I wanted to get it cut before leaving the States, but we ended up being so busy between our last day at work and heading out of town that I never got the opportunity. So I said that I’d test out traveling with long hair while we were in Iceland, then decide whether to cut it in Finland. I thought that with the Finns being so stylish I’d probably get a good cut. But it was too expensive there. Russia and Turkey didn’t fit the bill either (for their own reasons).
Then in Croatia, I read that the frizerski salons are cheap and give stylish cuts. In Rijeka, after lunch, we went up to one salon, but they were closed. A sign on the door indicated they went sailing. Then we came upon another, closed. We were about to give up and do touristy things when I hesitantly pointed one out, “That might be open.” I say hesitantly because while I wanted it done, I also didn’t want to do it and really just needed a push. Mike led the way into the salon, and before I knew it, I was getting my hair washed without even knowing what kind of cut I wanted.

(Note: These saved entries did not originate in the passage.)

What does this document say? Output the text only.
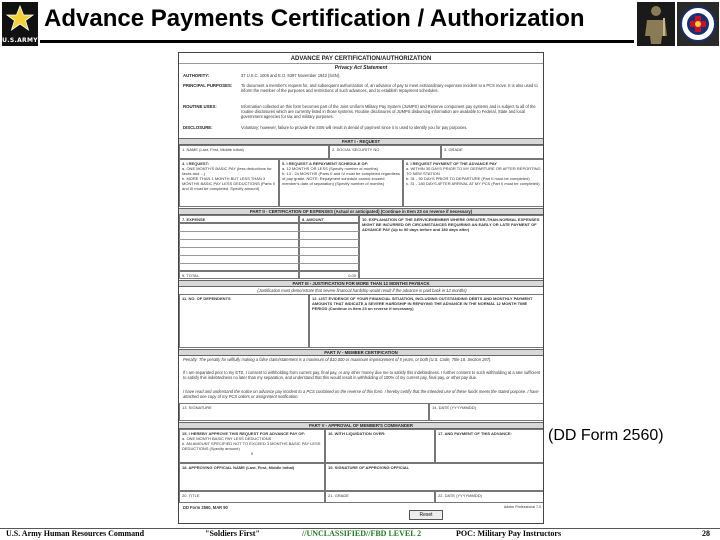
U.S.ARMY
Advance Payments Certification / Authorization
ADVANCE PAY CERTIFICATION/AUTHORIZATION
Privacy Act Statement
AUTHORITY:	37 U.S.C. 1006 and E.O. 9397 November 1943 (SSN).
PRINCIPAL PURPOSES: To document a member's request for, and subsequent authorization of, an advance of pay to meet extraordinary expenses incident to a PCS move. It is also used to inform the member of the purposes and restrictions of such advances, and to establish repayment schedules.
ROUTINE USES:	Information collected on this form becomes part of the Joint Uniform Military Pay System (JUMPS) and Reserve component pay systems and is subject to all of the routine disclosures which are currently listed in those systems. Routine disclosures of JUMPS disbursing information are available to Federal, State and local government agencies for tax and military purposes.
DISCLOSURE:	Voluntary; however, failure to provide the SSN will result in denial of payment since it is used to identify you for pay purposes.
PART I - REQUEST
1. NAME (Last, First, Middle Initial)	2. SOCIAL SECURITY NO.	3. GRADE
4. I REQUEST:
a. ONE MONTH'S BASIC PAY (less deductions for taxes and ...)
b. MORE THAN 1 MONTH BUT LESS THAN 3 MONTHS BASIC PAY LESS DEDUCTIONS (Parts II and III must be completed. Specify amount)
5. I REQUEST A REPAYMENT SCHEDULE OF:
a. 12 MONTHS OR LESS (Specify number of months)
b. 13 - 24 MONTHS (Parts II and IV must be completed regardless of pay grade. NOTE: Repayment schedule cannot exceed member's date of separation) (Specify number of months)
6. I REQUEST PAYMENT OF THE ADVANCE PAY
a. WITHIN 30 DAYS PRIOR TO MY DEPARTURE OR AFTER REPORTING TO NEW STATION
b. 31 - 90 DAYS PRIOR TO DEPARTURE (Part II must be completed)
c. 31 - 180 DAYS AFTER ARRIVAL AT MY PCS (Part II must be completed)
PART II - CERTIFICATION OF EXPENSES (Actual or anticipated) (Continue in Item 23 on reverse if necessary)
7. EXPENSE	8. AMOUNT	10. EXPLANATION OF THE SERVICEMEMBER WHERE GREATER-THAN-NORMAL EXPENSES MIGHT BE INCURRED OR CIRCUMSTANCES REQUIRING AN EARLY OR LATE PAYMENT OF ADVANCE PAY (Up to 90 days before and 180 days after)
9. TOTAL	0.00
PART III - JUSTIFICATION FOR MORE THAN 12 MONTHS PAYBACK
(Justification must demonstrate that severe financial hardship would result if the advance is paid back in 12 months)
11. NO. OF DEPENDENTS	12. LIST EVIDENCE OF YOUR FINANCIAL SITUATION, INCLUDING OUTSTANDING DEBTS AND MONTHLY PAYMENT AMOUNTS THAT INDICATE A SEVERE HARDSHIP IN REPAYING THE ADVANCE IN THE NORMAL 12 MONTH TIME PERIOD (Continue in Item 23 on reverse if necessary)
PART IV - MEMBER CERTIFICATION
Penalty: The penalty for willfully making a false claim/statement is a maximum of $10,000 or maximum imprisonment of 5 years, or both (U.S. Code, Title 18, Section 287).
If I am separated prior to my ETS, I consent to withholding from current pay, final pay, or any other money due me to satisfy this indebtedness. I further consent to such withholding at a rate sufficient to satisfy this indebtedness no later than my separation, and understand that this would result in withholding of 100% of my current pay, final pay, or other pay due.
I have read and understand the notice on advance pay incident to a PCS contained on the reverse of this form. I hereby certify that the intended use of these funds meets the stated purpose. I have attached one copy of my PCS orders or assignment notification.
13. SIGNATURE	14. DATE (YYYYMMDD)
PART V - APPROVAL OF MEMBER'S COMMANDER
15. I HEREBY APPROVE THIS REQUEST FOR ADVANCE PAY OF:
a. ONE MONTH BASIC PAY LESS DEDUCTIONS
b. AN AMOUNT SPECIFIED NOT TO EXCEED 3 MONTHS BASIC PAY LESS DEDUCTIONS (Specify amount)
0
16. WITH LIQUIDATION OVER:	17. AND PAYMENT OF THIS ADVANCE:
18. APPROVING OFFICIAL NAME (Last, First, Middle Initial)	19. SIGNATURE OF APPROVING OFFICIAL
20. TITLE	21. GRADE	22. DATE (YYYYMMDD)
DD Form 2560, MAR 90
Reset
Adobe Professional 7.0
(DD Form 2560)
U.S. Army Human Resources Command	"Soldiers First"	//UNCLASSIFIED//FBD LEVEL 2	POC: Military Pay Instructors	28
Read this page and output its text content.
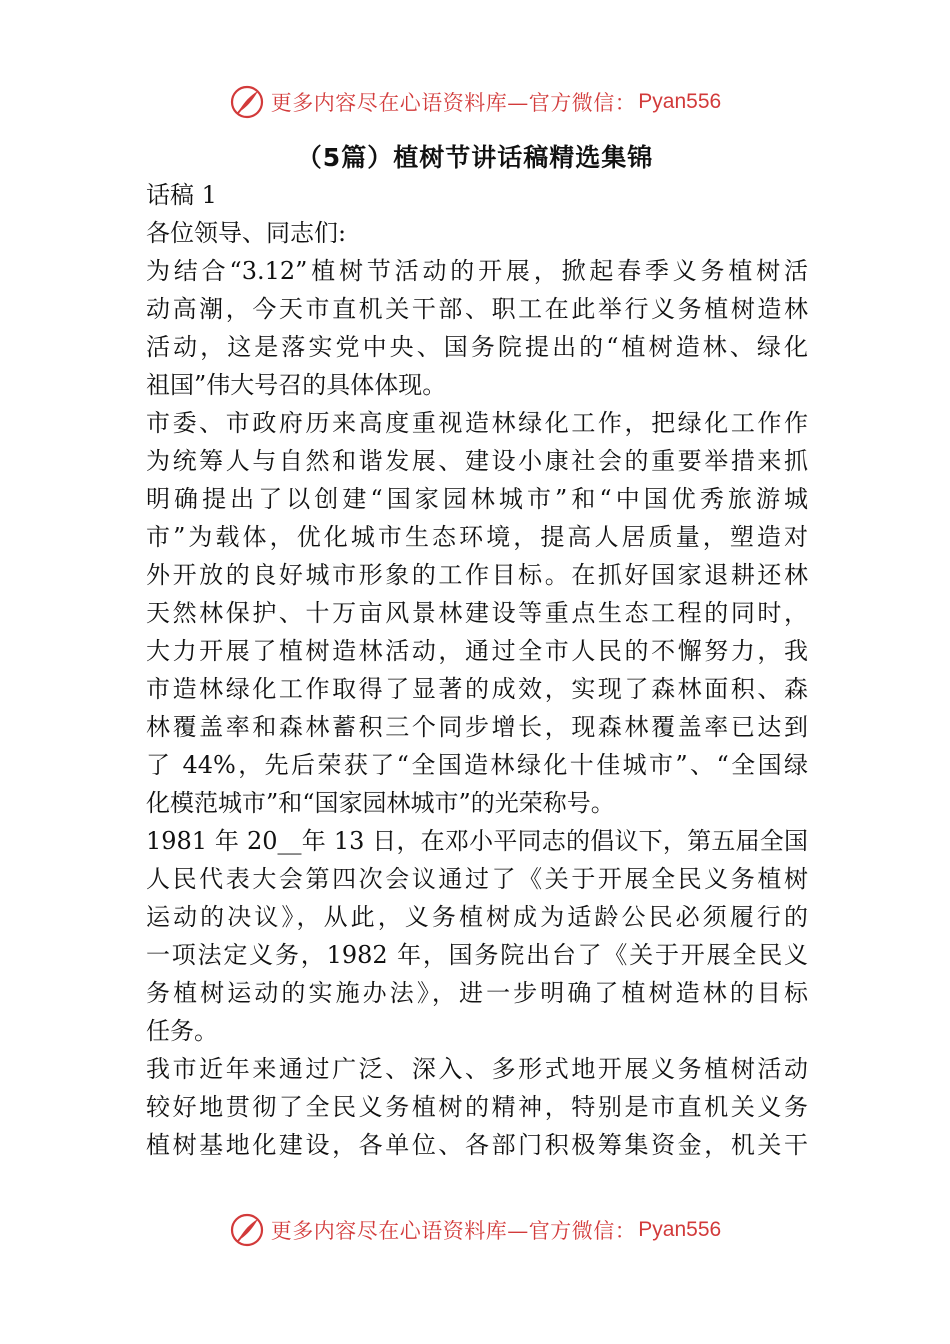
更多内容尽在心语资料库—官方微信： Pyan556
（5篇）植树节讲话稿精选集锦
话稿 1
各位领导、同志们:
为结合“3.12”植树节活动的开展，掀起春季义务植树活
动高潮，今天市直机关干部、职工在此举行义务植树造林
活动，这是落实党中央、国务院提出的“植树造林、绿化
祖国”伟大号召的具体体现。
市委、市政府历来高度重视造林绿化工作，把绿化工作作
为统筹人与自然和谐发展、建设小康社会的重要举措来抓
明确提出了以创建“国家园林城市”和“中国优秀旅游城
市”为载体，优化城市生态环境，提高人居质量，塑造对
外开放的良好城市形象的工作目标。在抓好国家退耕还林
天然林保护、十万亩风景林建设等重点生态工程的同时，
大力开展了植树造林活动，通过全市人民的不懈努力，我
市造林绿化工作取得了显著的成效，实现了森林面积、森
林覆盖率和森林蓄积三个同步增长，现森林覆盖率已达到
了 44%，先后荣获了“全国造林绿化十佳城市”、“全国绿
化模范城市”和“国家园林城市”的光荣称号。
1981 年 20__年 13 日，在邓小平同志的倡议下，第五届全国
人民代表大会第四次会议通过了《关于开展全民义务植树
运动的决议》，从此，义务植树成为适龄公民必须履行的
一项法定义务，1982 年，国务院出台了《关于开展全民义
务植树运动的实施办法》，进一步明确了植树造林的目标
任务。
我市近年来通过广泛、深入、多形式地开展义务植树活动
较好地贯彻了全民义务植树的精神，特别是市直机关义务
植树基地化建设，各单位、各部门积极筹集资金，机关干
更多内容尽在心语资料库—官方微信： Pyan556
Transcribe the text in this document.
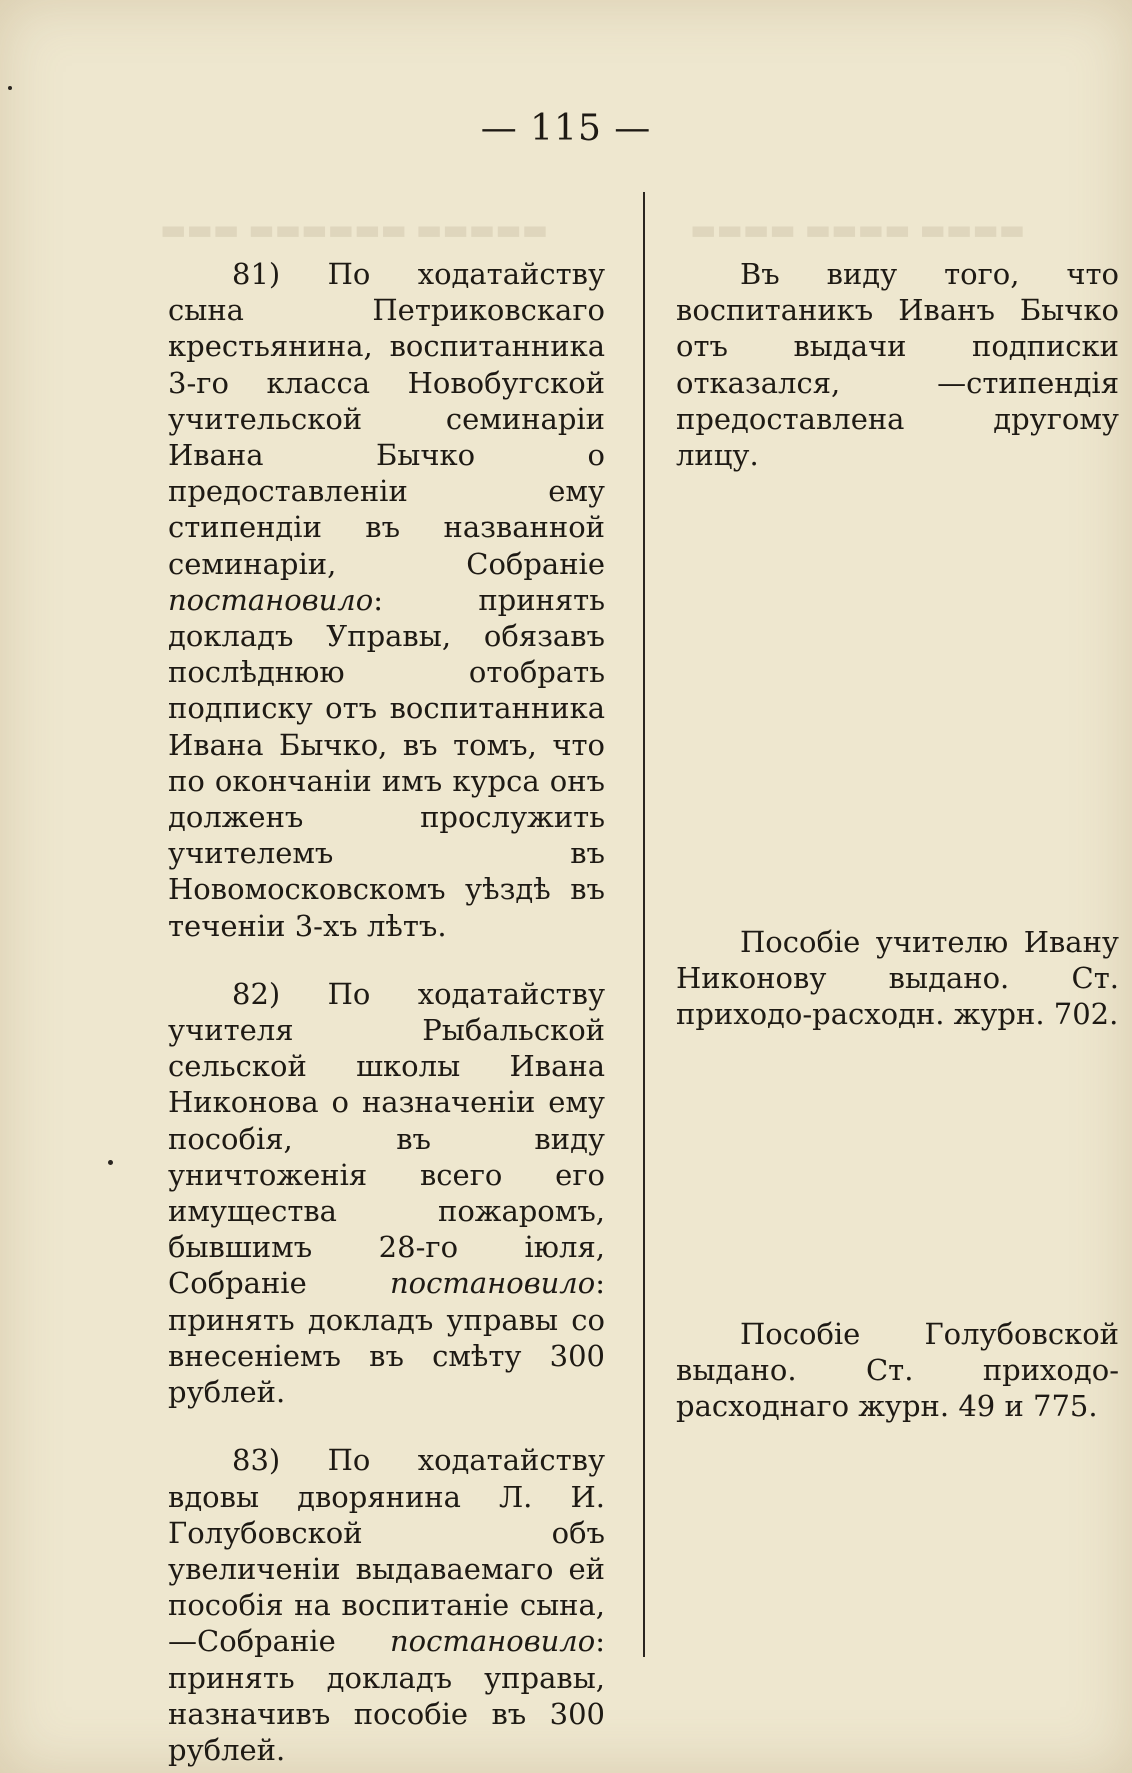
▬▬▬ ▬▬▬▬▬▬ ▬▬▬▬▬	▬▬▬▬ ▬▬▬▬ ▬▬▬▬
— 115 —

81) По ходатайству сына Петриковскаго крестьянина, воспитанника 3-го класса Новобугской учительской семинаріи Ивана Бычко о предоставленіи ему стипендіи въ названной семинаріи, Собраніе постановило: принять докладъ Управы, обязавъ послѣднюю отобрать подписку отъ воспитанника Ивана Бычко, въ томъ, что по окончаніи имъ курса онъ долженъ прослужить учителемъ въ Новомосковскомъ уѣздѣ въ теченіи 3-хъ лѣтъ.

82) По ходатайству учителя Рыбальской сельской школы Ивана Никонова о назначеніи ему пособія, въ виду уничтоженія всего его имущества пожаромъ, бывшимъ 28-го іюля, Собраніе	постановило: принять докладъ управы со внесеніемъ въ смѣту 300 рублей.

83) По ходатайству вдовы дворянина Л. И. Голубовской объ увеличеніи выдаваемаго ей пособія на воспитаніе сына, —Собраніе постановило: принять докладъ управы, назначивъ пособіе въ 300 рублей.

Въ виду того, что воспитаникъ Иванъ Бычко отъ выдачи подписки отказался, —стипендія предоставлена другому лицу.

Пособіе учителю Ивану Никонову выдано. Ст. приходо-расходн. журн. 702.

Пособіе Голубовской выдано. Ст. приходо-расходнаго журн. 49 и 775.
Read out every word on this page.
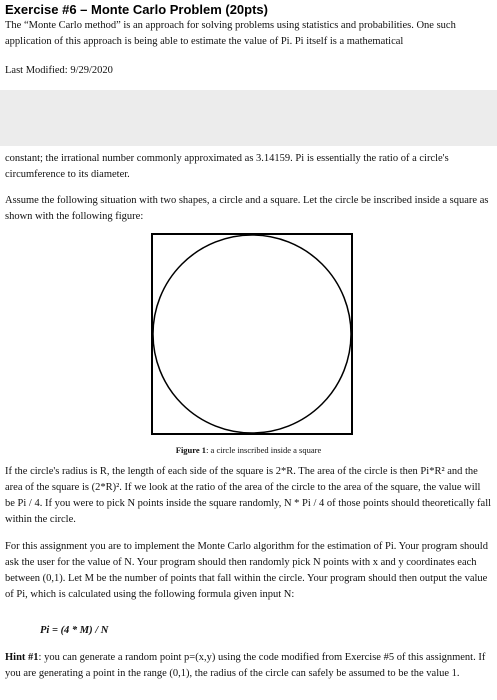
Exercise #6 – Monte Carlo Problem (20pts)

The “Monte Carlo method” is an approach for solving problems using statistics and probabilities. One such application of this approach is being able to estimate the value of Pi. Pi itself is a mathematical

Last Modified: 9/29/2020

constant; the irrational number commonly approximated as 3.14159. Pi is essentially the ratio of a circle's circumference to its diameter.

Assume the following situation with two shapes, a circle and a square. Let the circle be inscribed inside a square as shown with the following figure:

Figure 1: a circle inscribed inside a square

If the circle's radius is R, the length of each side of the square is 2*R. The area of the circle is then Pi*R² and the area of the square is (2*R)². If we look at the ratio of the area of the circle to the area of the square, the value will be Pi / 4. If you were to pick N points inside the square randomly, N * Pi / 4 of those points should theoretically fall within the circle.

For this assignment you are to implement the Monte Carlo algorithm for the estimation of Pi. Your program should ask the user for the value of N. Your program should then randomly pick N points with x and y coordinates each between (0,1). Let M be the number of points that fall within the circle. Your program should then output the value of Pi, which is calculated using the following formula given input N:

Pi = (4 * M) / N

Hint #1: you can generate a random point p=(x,y) using the code modified from Exercise #5 of this assignment. If you are generating a point in the range (0,1), the radius of the circle can safely be assumed to be the value 1.
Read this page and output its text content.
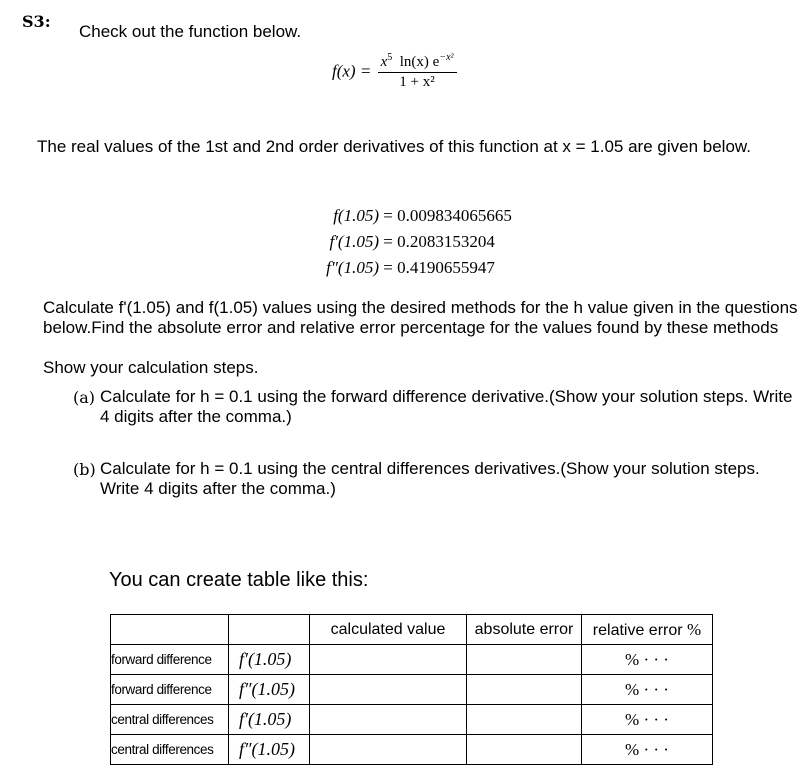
S3:
Check out the function below.
$f(x) = \frac{x^5 \ln(x) e^{-x^2}}{\text{1 + x²}}$
The real values of the 1st and 2nd order derivatives of this function at x = 1.05 are given below.
f(1.05) = 0.009834065665
f′(1.05) = 0.2083153204
f″(1.05) = 0.4190655947
Calculate f'(1.05) and f(1.05) values using the desired methods for the h value given in the questions below.Find the absolute error and relative error percentage for the values found by these methods
Show your calculation steps.
(a) Calculate for h = 0.1 using the forward difference derivative.(Show your solution steps. Write 4 digits after the comma.)
(b) Calculate for h = 0.1 using the central differences derivatives.(Show your solution steps. Write 4 digits after the comma.)
You can create table like this:
		calculated value	absolute error	relative error %
forward difference	f′(1.05)			% · · ·
forward difference	f″(1.05)			% · · ·
central differences	f′(1.05)			% · · ·
central differences	f″(1.05)			% · · ·
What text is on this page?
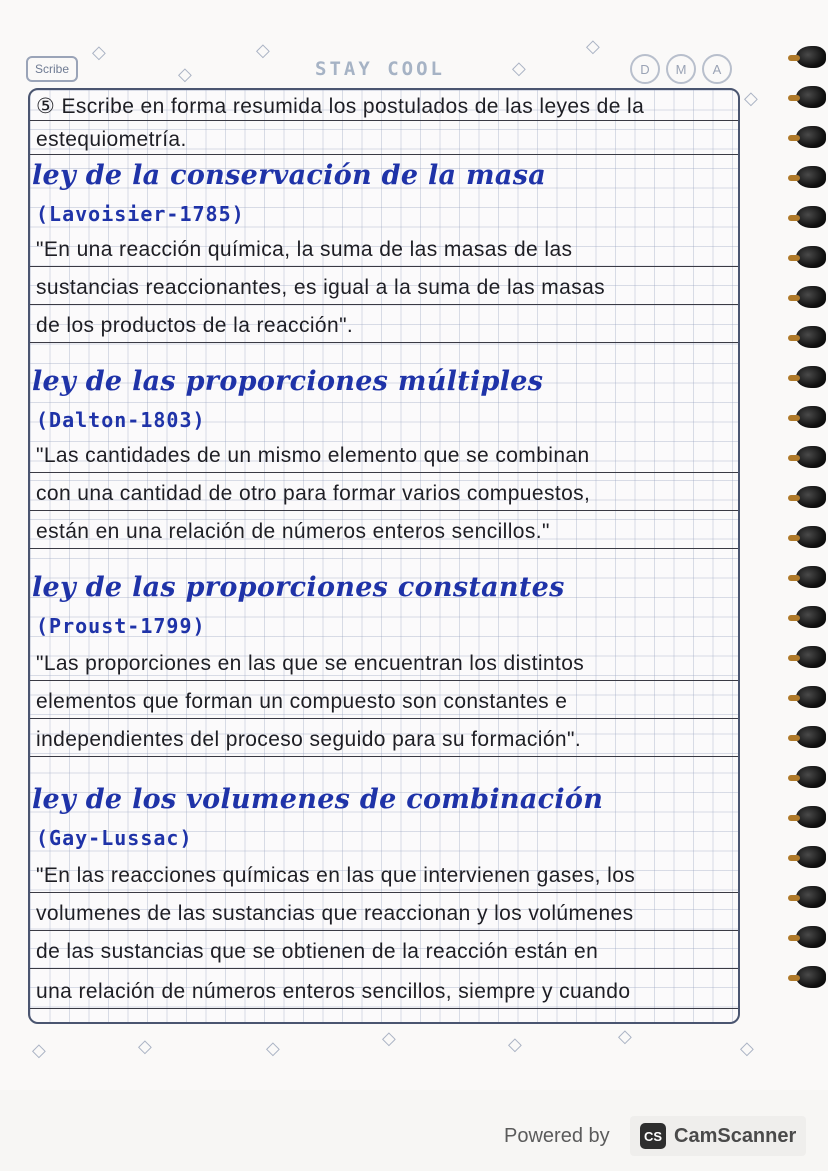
Scribe	STAY COOL	D	M	A
◇
◇
◇
◇
◇
◇
◇	◇	◇	◇	◇	◇
◇
⑤ Escribe en forma resumida los postulados de las leyes de la
estequiometría.
ley de la conservación de la masa
(Lavoisier-1785)
"En una reacción química, la suma de las masas de las
sustancias reaccionantes, es igual a la suma de las masas
de los productos de la reacción".
ley de las proporciones múltiples
(Dalton-1803)
"Las cantidades de un mismo elemento que se combinan
con una cantidad de otro para formar varios compuestos,
están en una relación de números enteros sencillos."
ley de las proporciones constantes
(Proust-1799)
"Las proporciones en las que se encuentran los distintos
elementos que forman un compuesto son constantes e
independientes del proceso seguido para su formación".
ley de los volumenes de combinación
(Gay-Lussac)
"En las reacciones químicas en las que intervienen gases, los
volumenes de las sustancias que reaccionan y los volúmenes
de las sustancias que se obtienen de la reacción están en
una relación de números enteros sencillos, siempre y cuando
Powered by	CS CamScanner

When I sat in the barber chair, we signed onto WiFi on the iPhone, Googled “short haircuts” and chose one. The hairdresser didn’t speak English and I don’t speak Croatian. Fake sign language and Google Translate got us through it. And voilà! Here it is:
She kept outlining my face with her hands to tell me that a short cut would look good with my features. I said “dobro” and “da” because that’s the only Croatian I know. The hairdresser kept saying things like, “super, super” and “yes, yes, yes” because that’s the only English she knows. She was shocked that I wanted to do something so drastic, and also excited to be given the opportunity to “do whatever you want with it.” I’ve always wanted to do that for a hairdresser. A few years ago I asked a hairdresser in DC if anyone ever came in and said “do whatever you want,” and she told me no one ever had but would love it if someone did.
So I overcame my slight fear of traveling with short hair (a fear of being annoyed by it), and it’s really not so bad. If it gets annoying, I have a hat, headbands and a bandana. But I’m glad I took this final blind leap. When you flip your life upside down, you can’t hold back on your hair too.